Partitioning data across multiple nodes is a fundamental strategy to handle the physical limitations of single-server databases. Effective partitioning ensures that data is evenly distributed, facilitates easy identification of data locations, and enables seamless scaling as the cluster grows. Here’s an in-depth look at the partitioning schemes and their implementations:
Key Requirements for Partitioning:
Even Distribution:
- Data should be evenly distributed across all cluster nodes to avoid hotspots and ensure balanced load.
Efficient Data Location:
- It should be possible to determine the node storing a particular data record without querying all nodes, thus reducing overhead.
Ease of Data Movement:
- Adding new nodes should involve minimal data movement, ensuring scalability without significant downtime or performance degradation.
Partitioning Schemes
Fixed Partitions
Use a hash of the key to determine the partition.
Example: partition = hash_of_key % no. of partitions
Logical Partitions
Logical partitioning involves dividing the data into many small, manageable pieces called logical partitions or shards. These logical partitions are then mapped to physical nodes in the cluster. The key idea is that the number of logical partitions is significantly higher than the number of physical nodes.
- Example: Akka suggests 10x logical partitions compared to nodes; Ignite uses a default of 1024 partitions.

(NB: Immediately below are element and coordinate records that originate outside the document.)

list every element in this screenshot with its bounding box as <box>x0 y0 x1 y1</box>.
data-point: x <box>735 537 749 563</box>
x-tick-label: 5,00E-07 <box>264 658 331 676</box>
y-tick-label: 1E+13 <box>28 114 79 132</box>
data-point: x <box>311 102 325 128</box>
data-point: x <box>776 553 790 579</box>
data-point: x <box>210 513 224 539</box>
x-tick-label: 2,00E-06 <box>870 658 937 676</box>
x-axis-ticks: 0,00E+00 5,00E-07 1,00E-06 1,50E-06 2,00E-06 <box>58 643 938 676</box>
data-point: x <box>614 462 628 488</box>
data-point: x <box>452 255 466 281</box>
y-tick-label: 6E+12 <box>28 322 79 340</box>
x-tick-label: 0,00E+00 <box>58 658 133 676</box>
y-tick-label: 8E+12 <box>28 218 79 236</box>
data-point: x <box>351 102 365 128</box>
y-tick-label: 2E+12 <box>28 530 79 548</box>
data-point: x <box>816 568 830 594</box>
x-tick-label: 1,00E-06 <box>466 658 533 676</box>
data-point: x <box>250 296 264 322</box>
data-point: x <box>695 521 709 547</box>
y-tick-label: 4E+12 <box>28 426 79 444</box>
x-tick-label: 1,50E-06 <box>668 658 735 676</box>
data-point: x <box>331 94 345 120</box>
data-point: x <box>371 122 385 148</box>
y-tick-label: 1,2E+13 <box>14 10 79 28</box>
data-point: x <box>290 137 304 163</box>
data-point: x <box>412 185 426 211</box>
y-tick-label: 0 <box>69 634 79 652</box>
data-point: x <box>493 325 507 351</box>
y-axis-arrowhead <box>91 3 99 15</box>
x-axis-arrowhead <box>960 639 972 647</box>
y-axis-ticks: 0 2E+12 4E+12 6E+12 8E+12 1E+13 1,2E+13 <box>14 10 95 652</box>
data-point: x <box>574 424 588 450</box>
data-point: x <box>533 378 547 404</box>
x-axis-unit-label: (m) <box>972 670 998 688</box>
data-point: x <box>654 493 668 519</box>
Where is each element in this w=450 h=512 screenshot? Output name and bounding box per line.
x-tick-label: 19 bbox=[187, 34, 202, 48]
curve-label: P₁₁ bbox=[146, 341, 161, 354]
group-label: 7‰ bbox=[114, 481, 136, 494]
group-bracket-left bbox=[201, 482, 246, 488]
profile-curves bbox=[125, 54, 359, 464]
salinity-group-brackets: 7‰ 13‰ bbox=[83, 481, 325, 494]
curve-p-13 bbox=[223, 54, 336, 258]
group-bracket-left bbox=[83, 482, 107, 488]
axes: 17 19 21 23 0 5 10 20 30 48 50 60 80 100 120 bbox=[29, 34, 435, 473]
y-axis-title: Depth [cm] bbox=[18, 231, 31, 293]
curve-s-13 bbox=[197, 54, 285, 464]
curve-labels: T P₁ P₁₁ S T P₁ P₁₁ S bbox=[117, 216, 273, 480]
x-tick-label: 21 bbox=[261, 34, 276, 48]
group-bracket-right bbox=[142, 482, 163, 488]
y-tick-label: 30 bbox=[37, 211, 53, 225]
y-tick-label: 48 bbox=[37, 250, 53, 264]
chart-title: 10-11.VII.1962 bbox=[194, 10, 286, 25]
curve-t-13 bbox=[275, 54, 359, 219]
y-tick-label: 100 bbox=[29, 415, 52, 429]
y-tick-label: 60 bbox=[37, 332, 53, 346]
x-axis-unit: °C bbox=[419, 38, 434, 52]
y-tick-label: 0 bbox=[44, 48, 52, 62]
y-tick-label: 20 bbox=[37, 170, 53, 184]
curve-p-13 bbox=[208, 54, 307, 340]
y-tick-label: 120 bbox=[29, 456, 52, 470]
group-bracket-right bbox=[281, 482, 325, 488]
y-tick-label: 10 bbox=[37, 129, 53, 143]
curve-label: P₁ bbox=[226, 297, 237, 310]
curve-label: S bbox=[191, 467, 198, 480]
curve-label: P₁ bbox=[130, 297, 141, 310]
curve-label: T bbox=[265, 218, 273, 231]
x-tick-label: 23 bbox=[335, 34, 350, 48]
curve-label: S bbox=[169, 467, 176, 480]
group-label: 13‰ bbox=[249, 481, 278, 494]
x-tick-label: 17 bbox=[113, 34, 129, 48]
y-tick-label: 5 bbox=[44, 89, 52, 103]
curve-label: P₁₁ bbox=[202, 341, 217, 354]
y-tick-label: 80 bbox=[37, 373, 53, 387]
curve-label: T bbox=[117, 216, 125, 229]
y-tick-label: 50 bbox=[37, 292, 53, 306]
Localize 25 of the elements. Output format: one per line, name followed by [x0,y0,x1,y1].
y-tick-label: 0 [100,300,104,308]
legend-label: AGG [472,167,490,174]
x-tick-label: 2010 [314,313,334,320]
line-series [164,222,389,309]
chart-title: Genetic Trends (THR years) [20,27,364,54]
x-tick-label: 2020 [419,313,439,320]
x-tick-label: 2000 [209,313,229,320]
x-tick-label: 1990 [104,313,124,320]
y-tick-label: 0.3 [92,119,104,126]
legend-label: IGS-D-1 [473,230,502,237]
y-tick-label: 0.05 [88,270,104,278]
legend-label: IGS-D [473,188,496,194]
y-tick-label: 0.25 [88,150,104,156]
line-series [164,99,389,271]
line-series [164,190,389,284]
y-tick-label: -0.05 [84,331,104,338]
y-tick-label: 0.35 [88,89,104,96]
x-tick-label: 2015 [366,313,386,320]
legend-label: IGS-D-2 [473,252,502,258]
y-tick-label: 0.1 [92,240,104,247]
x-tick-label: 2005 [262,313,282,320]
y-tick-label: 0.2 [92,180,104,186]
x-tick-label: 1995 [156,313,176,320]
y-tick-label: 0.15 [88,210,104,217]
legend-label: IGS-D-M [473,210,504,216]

- Adding nodes involves reassigning logical partitions, minimizing data movement.
Key Concepts
Logical Partitions vs. Physical Nodes:
- Logical Partitions: These are virtual divisions of the dataset. For example, if you have 1000 logical partitions and 10 physical nodes, each node might handle around 100 logical partitions.
- Physical Nodes: These are the actual servers or machines in the cluster.
Hashing and Mapping:
- Data records are assigned to logical partitions using a hashing function.
- Example:
partition = hash_of_key % no. of logical partitions
- Each logical partition is then mapped to a physical node.
Reassignment and Scalability:
- When new nodes are added to the cluster, logical partitions can be reassigned to balance the load.
- Only the logical partitions that need to be moved are affected, minimizing data movement.
Key-Range Partitions
Use ranges of keys to determine partitions.
Example: 26 partitions for keys starting with each letter of the alphabet.
Benefits:
- Supports range queries efficiently.
- Example: Query for keys from ‘p’ to ‘q’ accesses only relevant partitions.
Challenges:
- Key ranges might not be known upfront.
- Mapping from key to partition can change over time as partitions split.
Dynamic Partitioning
Dynamic partitioning is a strategy used in distributed databases to manage data distribution and scalability more flexibly. Unlike fixed partitioning, where the number of partitions is predetermined, dynamic partitioning allows partitions to be created and adjusted as the data grows and changes. This approach helps to balance the load more effectively and supports efficient data access patterns, especially for range queries
- HBase: Implements dynamic partitioning, splitting partitions as they grow.
- YugabyteDB and CockroachDB: Support key-range partitions, adapting to data distribution needs over time.
Key Concepts of Dynamic Partitioning:
Initial Single Partition:
- The database starts with a single partition for simplicity.
- All data is initially stored in this partition.
Partition Splitting:
- As the data in the initial partition grows beyond a certain threshold, the partition is split into smaller partitions.
- Splitting is typically based on key ranges, where the key space is divided into smaller, more manageable ranges.
- For example, if the initial partition covered keys from ‘a’ to ‘z’, it might be split into two partitions: ‘a’ to ‘m’ and ’n’ to ‘z’. If the ‘a’ to ‘m’ partition continues to grow, it can be further split into ‘a’ to ‘g’ and ‘h’ to ‘m’. These new partitions can remain on Node A or be moved to other nodes if necessary.
Dynamic Adjustment:
- Partitions can be further split or merged based on data growth, access patterns, and load distribution.
- This dynamic adjustment ensures that no single partition becomes a bottleneck.
Minimal Data Movement:
- When a partition is split, the new partitions can initially stay on the same node to minimize data movement.
- Data is only moved if the partitions are reassigned to different nodes later.
Metadata Management:
- The system maintains metadata about the current partitioning scheme, including key ranges and node assignments.
- This metadata is used by client libraries to route requests to the correct nodes.